2 envelopes active dry yeast
2 cups warm water (about 105 F)
1/4 cup honey or 1/4 cup granulated sugar
3 Tablespoons melted unsalted butter
1 Tablespoon coarse salt
6-7 cups all-purpose flour
1. Sprinkle yeast over warm water in the bowl of an electric mixer fitted with paddle attachment.
2. Add honey, butter and salt; whisk until yeast is dissolved.
3. Let stand until foamy, about 5 minutes.
4. Add 3 cups flour, mix on low speed until smooth, about 3 minutes.
5. Add 3 more cups flour; mix until incorporated.

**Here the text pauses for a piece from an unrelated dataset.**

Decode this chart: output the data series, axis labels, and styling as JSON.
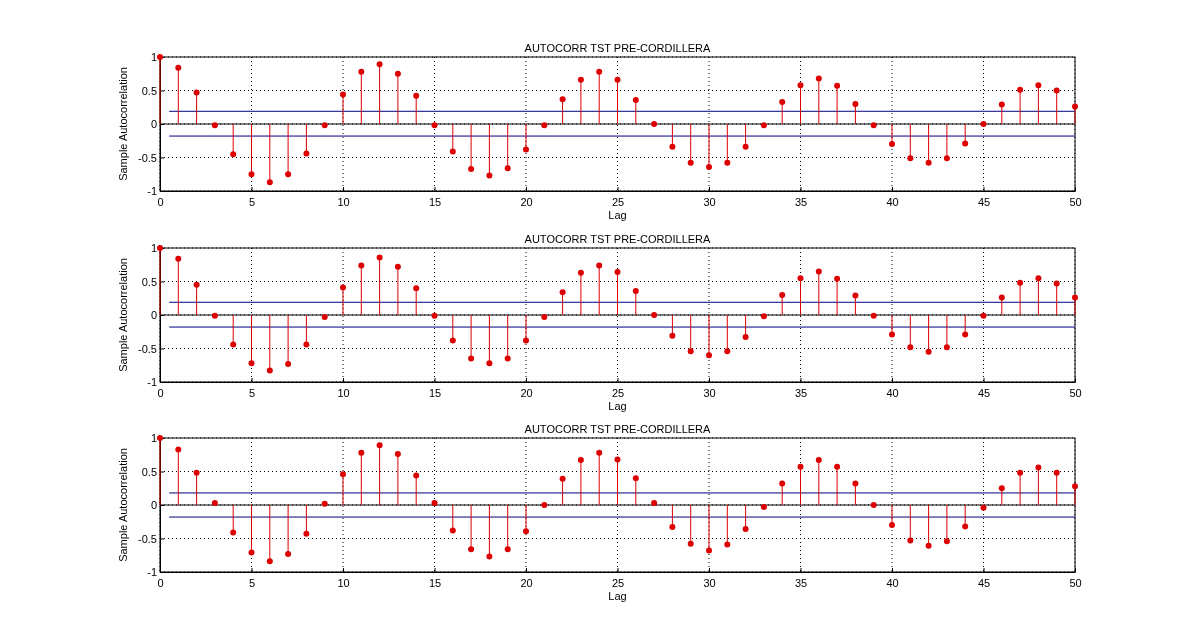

6. On a lightly floured surface, knead dough, adding up to 1 cup four as needed; knead until smooth, elastic and slightly sticky, about 5 minutes.
7. Let rise in a large buttered bowl, covered with plastic wrap in a warm, draft-free spot until doubled in bulk, about 45 minutes.
8. Preheat oven to 400 F.
9. Butter two large loaf pans.
10. Punch down the dough; transfer to a lightly floured surface.
11. Divide dough in half.
12. Gently knead each piece until smooth.
13. Shape each piece into a loaf, tucking sides underneath to form a seam down the middle.
14. Place loaves, seam side down, in buttered pans.
15. Let rise until dough reaches top of pans, 15-20 minutes.
16. Brush tops of loaves with butter.
17. Bake until golden brown and hollow-sounding when tapped, 35-45 minutes.
18. Let cool slighly in pans on wire racks then remove from pans.
19. Let cool until just warm before slicing.